Он шел в этот вечер под косматым зимним небом, под толстыми, как тросы, белыми от инея проводами, шел и думал. Он думал о Саше, о войне, о крови, которая третий год льется на всех фронтах, а в ней так чудно слилась.
Какой-то дед возил детей крестить, клал, как котят, в корзинку и вез. Какая связь? А связь есть, только незримая; во всем, что происходит, есть связь всех с каждым. Согласись он тогда остаться при штабе бригады, как лейтенант Таранов остался, и никогда бы он не встретил Сашу. Только на отдалении видишь, как связано одно с другим.
Сильный луч прожектора осветил снег, далеко вперед кинул его тень. Третьяков оглянулся. По лезвиям рельсов мчался на него слепящий свет, втягивал в себя из тьмы блестки изморози.
Он сошел с полотна. Налетел, промчался мимо него с грохотом по прогибающимся рельсам тяжелый состав, увлекая с собой морозный ветер: товарные вагоны, платформы, туши танков на платформах под заметенным брезентом, часовые в валенках на площадках вагонов, отвернувшиеся от ветра, платформы с пушками, вагоны, площадки, часовые – мелькало, мелькало, мчалось в грохоте, в стуке колес, и выше, выше над мчащимся составом вздымалась снежная пыль. В этом взметенном снегу, в снежной мчащейся метели мелькнул и скрылся последний вагон. Туда умчался, к фронту. И устремилось вслед, с ним вместе унеслось что-то, как оторвалось от души. И ощутимой стала пустота.
– Ну, пожили мы дружно, госпитальной каши поели, пора и честь знать. А то тут с вами воевать разучишься, – говорил Китенев, по грудь укрытый одеялом. Как раз с вечера всей палате сменили белье – и постельное и нательное, – и он в чистой клейменой бязевой рубашке лежал высоко на подушке, заложив руки за голову, край белой простыни отвернут поверх одеяла. Потянулся, разведя локти, сладко зевнул до слез. – Будете тут радио без меня слушать, где чего на свете делается. Я на Украине в госпитале лежал…

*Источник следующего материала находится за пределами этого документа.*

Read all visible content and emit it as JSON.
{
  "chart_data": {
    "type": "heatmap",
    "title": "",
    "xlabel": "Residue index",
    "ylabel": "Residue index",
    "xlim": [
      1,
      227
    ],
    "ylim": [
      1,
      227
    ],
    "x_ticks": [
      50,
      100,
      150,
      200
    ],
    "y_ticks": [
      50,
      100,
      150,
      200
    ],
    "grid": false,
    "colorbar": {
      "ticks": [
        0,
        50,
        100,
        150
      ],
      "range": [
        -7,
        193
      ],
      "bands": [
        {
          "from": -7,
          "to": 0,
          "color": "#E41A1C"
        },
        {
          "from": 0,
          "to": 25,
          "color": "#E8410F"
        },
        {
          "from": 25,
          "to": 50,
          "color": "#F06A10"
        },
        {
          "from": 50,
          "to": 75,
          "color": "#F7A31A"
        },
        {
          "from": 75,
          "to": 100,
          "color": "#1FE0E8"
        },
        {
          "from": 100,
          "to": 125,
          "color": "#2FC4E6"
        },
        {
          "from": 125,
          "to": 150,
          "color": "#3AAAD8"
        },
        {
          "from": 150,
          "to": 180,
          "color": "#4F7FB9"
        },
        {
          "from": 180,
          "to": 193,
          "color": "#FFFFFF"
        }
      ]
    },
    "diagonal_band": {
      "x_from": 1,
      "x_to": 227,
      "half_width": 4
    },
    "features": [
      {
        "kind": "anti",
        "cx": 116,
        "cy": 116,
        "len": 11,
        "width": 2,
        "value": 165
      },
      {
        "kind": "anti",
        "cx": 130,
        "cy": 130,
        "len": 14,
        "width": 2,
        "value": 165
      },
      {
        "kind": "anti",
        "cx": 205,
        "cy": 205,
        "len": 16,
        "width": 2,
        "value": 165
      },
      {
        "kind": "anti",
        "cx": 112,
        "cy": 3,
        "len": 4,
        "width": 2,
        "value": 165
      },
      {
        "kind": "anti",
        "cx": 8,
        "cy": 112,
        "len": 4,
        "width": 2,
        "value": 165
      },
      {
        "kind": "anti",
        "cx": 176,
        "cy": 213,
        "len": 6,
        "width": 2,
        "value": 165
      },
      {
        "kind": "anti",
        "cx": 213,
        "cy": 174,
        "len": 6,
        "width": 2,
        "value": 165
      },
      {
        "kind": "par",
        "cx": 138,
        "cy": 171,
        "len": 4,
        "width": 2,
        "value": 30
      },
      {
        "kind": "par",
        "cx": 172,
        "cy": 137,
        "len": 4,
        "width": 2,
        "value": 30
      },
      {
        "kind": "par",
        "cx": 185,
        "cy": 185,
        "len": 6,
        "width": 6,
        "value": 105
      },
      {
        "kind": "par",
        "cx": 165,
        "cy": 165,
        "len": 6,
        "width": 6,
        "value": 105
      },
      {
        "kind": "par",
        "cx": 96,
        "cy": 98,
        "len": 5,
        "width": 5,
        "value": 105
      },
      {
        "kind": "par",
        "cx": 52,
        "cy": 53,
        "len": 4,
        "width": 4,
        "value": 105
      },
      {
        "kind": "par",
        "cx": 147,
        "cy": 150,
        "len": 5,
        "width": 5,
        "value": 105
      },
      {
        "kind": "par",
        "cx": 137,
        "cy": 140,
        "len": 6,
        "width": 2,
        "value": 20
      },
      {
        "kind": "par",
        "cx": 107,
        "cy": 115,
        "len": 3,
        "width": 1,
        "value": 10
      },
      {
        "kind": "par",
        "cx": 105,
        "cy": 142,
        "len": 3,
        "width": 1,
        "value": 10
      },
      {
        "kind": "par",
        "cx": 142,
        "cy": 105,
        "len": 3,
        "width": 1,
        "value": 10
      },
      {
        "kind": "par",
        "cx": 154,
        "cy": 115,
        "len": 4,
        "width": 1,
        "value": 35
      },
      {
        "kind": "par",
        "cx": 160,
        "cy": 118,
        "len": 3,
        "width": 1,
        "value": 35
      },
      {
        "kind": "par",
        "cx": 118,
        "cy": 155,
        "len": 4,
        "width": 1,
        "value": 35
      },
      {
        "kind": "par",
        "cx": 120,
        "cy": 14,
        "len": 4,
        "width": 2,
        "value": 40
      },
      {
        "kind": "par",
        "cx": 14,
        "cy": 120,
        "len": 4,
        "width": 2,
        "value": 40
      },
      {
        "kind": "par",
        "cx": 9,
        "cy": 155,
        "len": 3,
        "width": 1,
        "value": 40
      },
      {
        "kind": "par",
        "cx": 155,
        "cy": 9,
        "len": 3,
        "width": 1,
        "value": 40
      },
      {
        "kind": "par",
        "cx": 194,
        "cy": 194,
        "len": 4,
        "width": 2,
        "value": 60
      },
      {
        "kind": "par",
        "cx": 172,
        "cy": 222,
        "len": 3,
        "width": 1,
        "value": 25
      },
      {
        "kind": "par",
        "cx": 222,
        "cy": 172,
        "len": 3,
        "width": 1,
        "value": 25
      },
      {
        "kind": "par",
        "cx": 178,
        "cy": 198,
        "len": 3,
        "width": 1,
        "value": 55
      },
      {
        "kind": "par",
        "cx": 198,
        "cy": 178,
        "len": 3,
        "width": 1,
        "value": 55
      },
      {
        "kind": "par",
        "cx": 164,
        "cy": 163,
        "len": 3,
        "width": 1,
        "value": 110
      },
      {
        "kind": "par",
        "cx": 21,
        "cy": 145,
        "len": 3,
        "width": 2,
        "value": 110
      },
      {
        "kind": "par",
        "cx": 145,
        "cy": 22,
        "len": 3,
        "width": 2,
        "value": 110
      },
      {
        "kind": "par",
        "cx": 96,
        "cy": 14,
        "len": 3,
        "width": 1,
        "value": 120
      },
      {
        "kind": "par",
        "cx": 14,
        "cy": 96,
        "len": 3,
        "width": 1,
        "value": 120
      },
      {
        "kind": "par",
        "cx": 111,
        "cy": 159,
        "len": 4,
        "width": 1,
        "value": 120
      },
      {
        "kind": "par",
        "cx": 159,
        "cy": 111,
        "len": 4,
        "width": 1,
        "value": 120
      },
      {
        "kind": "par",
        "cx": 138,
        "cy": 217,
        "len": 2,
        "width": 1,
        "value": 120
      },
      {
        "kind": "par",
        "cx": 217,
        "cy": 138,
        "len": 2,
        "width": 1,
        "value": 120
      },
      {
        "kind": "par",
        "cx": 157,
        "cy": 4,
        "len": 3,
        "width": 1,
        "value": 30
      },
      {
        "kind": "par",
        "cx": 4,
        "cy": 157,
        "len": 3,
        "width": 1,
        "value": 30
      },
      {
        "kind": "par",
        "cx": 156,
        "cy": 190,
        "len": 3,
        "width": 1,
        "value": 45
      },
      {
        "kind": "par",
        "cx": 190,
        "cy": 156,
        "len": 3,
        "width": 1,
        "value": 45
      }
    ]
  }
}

– А говорил, ни разу не раненный, – на слове поймал его Старых.
– Ни разу. Это меня при бомбежке привалило. Вот начнут с утра по радио – чудно слушать: захоплэно лэтакив, гармад, рушныць… Мы возьмемся считать, сколько у немца «захоплэно»… Да ему уж воевать нечем! У него за всю войну столько не было, сколько у него «захоплэно».
– Не ранен, а в госпитале лежал.
– Не ранен.
– А контужен – не один черт? Нет таких в пехоте, чтобы воевал и нигде не раненный, не побитый.
– И не контужен. Меня землей привалило! – с достоинством говорил Китенев.
В госпитале месяцы мелькают быстро, а каждый день долог. Вот Китенев и старался с утра пораньше «завести» Старыха, благо тот «с пол-оборота заводится». Они еще попрепирались со скуки: «Присыпало… А если б не откопали?» – «Второй раз закапывать не пришлось бы…» – и Китенев повернулся на бок, подпер голову, стал глядеть на Третьякова. Тот спокойно сгибал и разгибал поверх одеяла раненую руку. Врач еще на первых перевязках сказала ему: «Хочешь, чтоб рука осталась крючком?» – «Зачем же мне?» – испугался Третьяков. «Тогда разрабатывай сустав, а то так и срастется». И хоть больно бывало вначале, кровью промокала повязка, оставаться инвалидом ему не хотелось.
– Ну?
Глаза у Китенева светлые, как вода, прозрачные. Третьяков ждал.